Given an array of integers heights representing the histogram's bar height where the width of each bar is 1, return the area of the largest rectangle in the histogram.
BR approach:
/*
* goal is to find a largest rectangle area
* rectangle are is = common height * width.
* at each element, this area varies based on height.

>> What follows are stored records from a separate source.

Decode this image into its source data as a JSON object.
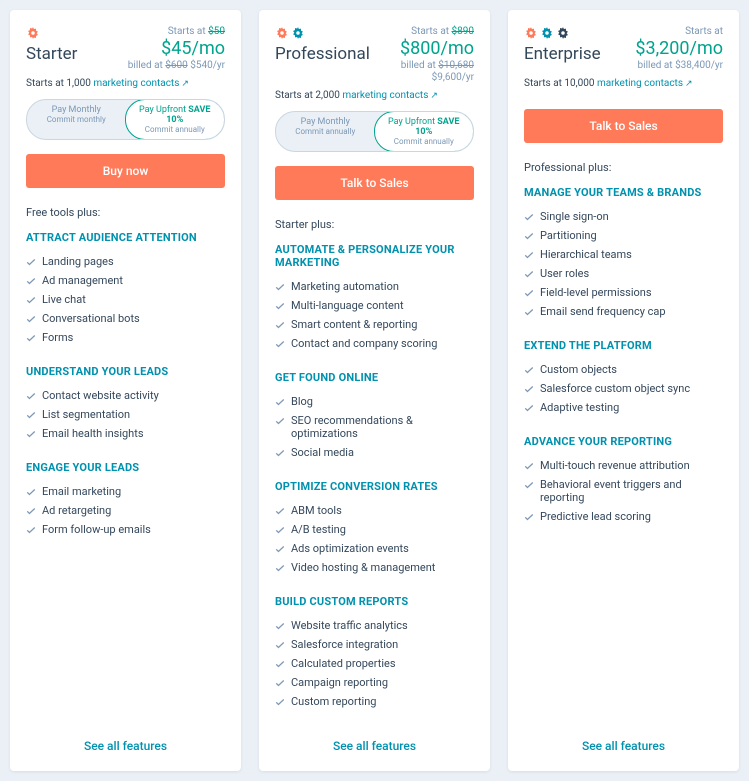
{
  "common": {
    "starts_at_label": "Starts at",
    "see_all": "See all features",
    "marketing_contacts": "marketing contacts",
    "ext_icon": "↗"
  },
  "plans": [
    {
      "tier": "Starter",
      "sprockets": 1,
      "price_strike": "$50",
      "price": "$45/mo",
      "billed_prefix": "billed at",
      "billed_strike": "$600",
      "billed": "$540/yr",
      "contacts_prefix": "Starts at 1,000",
      "toggle": {
        "left_main": "Pay Monthly",
        "left_sub": "Commit monthly",
        "right_main": "Pay Upfront",
        "right_save": "SAVE 10%",
        "right_sub": "Commit annually"
      },
      "cta": "Buy now",
      "plus": "Free tools plus:",
      "groups": [
        {
          "title": "ATTRACT AUDIENCE ATTENTION",
          "features": [
            "Landing pages",
            "Ad management",
            "Live chat",
            "Conversational bots",
            "Forms"
          ]
        },
        {
          "title": "UNDERSTAND YOUR LEADS",
          "features": [
            "Contact website activity",
            "List segmentation",
            "Email health insights"
          ]
        },
        {
          "title": "ENGAGE YOUR LEADS",
          "features": [
            "Email marketing",
            "Ad retargeting",
            "Form follow-up emails"
          ]
        }
      ]
    },
    {
      "tier": "Professional",
      "sprockets": 2,
      "price_strike": "$890",
      "price": "$800/mo",
      "billed_prefix": "billed at",
      "billed_strike": "$10,680",
      "billed": "$9,600/yr",
      "contacts_prefix": "Starts at 2,000",
      "toggle": {
        "left_main": "Pay Monthly",
        "left_sub": "Commit annually",
        "right_main": "Pay Upfront",
        "right_save": "SAVE 10%",
        "right_sub": "Commit annually"
      },
      "cta": "Talk to Sales",
      "plus": "Starter plus:",
      "groups": [
        {
          "title": "AUTOMATE & PERSONALIZE YOUR MARKETING",
          "features": [
            "Marketing automation",
            "Multi-language content",
            "Smart content & reporting",
            "Contact and company scoring"
          ]
        },
        {
          "title": "GET FOUND ONLINE",
          "features": [
            "Blog",
            "SEO recommendations & optimizations",
            "Social media"
          ]
        },
        {
          "title": "OPTIMIZE CONVERSION RATES",
          "features": [
            "ABM tools",
            "A/B testing",
            "Ads optimization events",
            "Video hosting & management"
          ]
        },
        {
          "title": "BUILD CUSTOM REPORTS",
          "features": [
            "Website traffic analytics",
            "Salesforce integration",
            "Calculated properties",
            "Campaign reporting",
            "Custom reporting"
          ]
        }
      ]
    },
    {
      "tier": "Enterprise",
      "sprockets": 3,
      "price_strike": "",
      "price": "$3,200/mo",
      "billed_prefix": "billed at",
      "billed_strike": "",
      "billed": "$38,400/yr",
      "contacts_prefix": "Starts at 10,000",
      "toggle": null,
      "cta": "Talk to Sales",
      "plus": "Professional plus:",
      "groups": [
        {
          "title": "MANAGE YOUR TEAMS & BRANDS",
          "features": [
            "Single sign-on",
            "Partitioning",
            "Hierarchical teams",
            "User roles",
            "Field-level permissions",
            "Email send frequency cap"
          ]
        },
        {
          "title": "EXTEND THE PLATFORM",
          "features": [
            "Custom objects",
            "Salesforce custom object sync",
            "Adaptive testing"
          ]
        },
        {
          "title": "ADVANCE YOUR REPORTING",
          "features": [
            "Multi-touch revenue attribution",
            "Behavioral event triggers and reporting",
            "Predictive lead scoring"
          ]
        }
      ]
    }
  ]
}
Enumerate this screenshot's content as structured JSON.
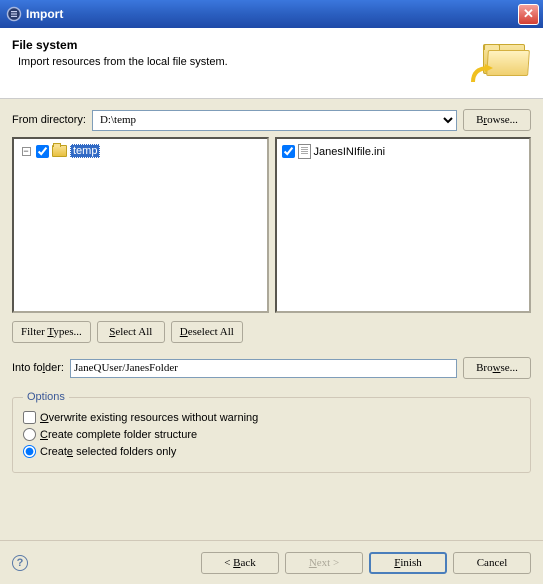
{
  "title": "Import",
  "header": {
    "heading": "File system",
    "sub": "Import resources from the local file system."
  },
  "fromDir": {
    "label": "From directory:",
    "value": "D:\\temp",
    "browse": "Browse..."
  },
  "tree": {
    "item": "temp"
  },
  "files": {
    "item": "JanesINIfile.ini"
  },
  "buttons": {
    "filter": "Filter Types...",
    "selectAll": "Select All",
    "deselectAll": "Deselect All"
  },
  "intoFolder": {
    "label": "Into folder:",
    "value": "JaneQUser/JanesFolder",
    "browse": "Browse..."
  },
  "options": {
    "legend": "Options",
    "overwrite": "Overwrite existing resources without warning",
    "complete": "Create complete folder structure",
    "selected": "Create selected folders only"
  },
  "footer": {
    "back": "< Back",
    "next": "Next >",
    "finish": "Finish",
    "cancel": "Cancel"
  }
}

* Minimum height should be maintained to compute the
* area across heights.
* Brute force approach is:
* for each element of height
* compute area among all the remaining elements
* save the max area
*/
int largestRectangleArea(int* heights, int hs){
int ii, jj, ma=0;
printf("int max %x (%d), int min %x(%d)\n",INT_MAX, INT_MAX, INT_MIN, INT_MIN);
for (ii=0; ii<hs; ii++){
int min =INT_MAX, area;
for (jj=ii; jj<hs; jj++){
if (min > heights[jj])
min = heights[jj];
area = min *(jj-ii+1);
if (ma < area)
ma = area;
}
}
return ma;
}mono stack approach:
/*
* goal is to find a largest rectangle area
* rectangle are is = common height * width.
* at each element, this area varies based on height.
* Minimum height should be maintained to compute the
* area across heights.
* Use monostack to reduce time complexity
* Push the index of the element in stack if stack empty
* if the element > top
* else pop element index compute the area, update the max area if computed area is bigger.
*/
int largestRectangleArea(int* heights, int hs){
int ii=0, ma=0;
int area;
int st[hs+1], ss=1;
st[0] =-1;
while (ii<hs){
/* if stack empty or current is bigger than top, push and proceed
st[0] assigned to -1,
if empty this condition satisfies*/
if ((ss==1) || (heights[st[ss-1]] < heights[ii])){
st[ss++] = ii; ii++; continue;
}
/* if not bigger , pop till bigger values or
empty */
area = heights[st[ss-1]] * (ii-st[ss-2]-1);
if (area > ma)
ma = area;
ss--;
}
while (ss>=2){
area = heights[st[ss-1]] * (hs-st[ss-2]-1);
if (area > ma)
ma = area;
ss--;
} return ma;
}
More understanding is required on monostack. As of now what I understood is if a problem stmt contains number comparisons monostack is useful.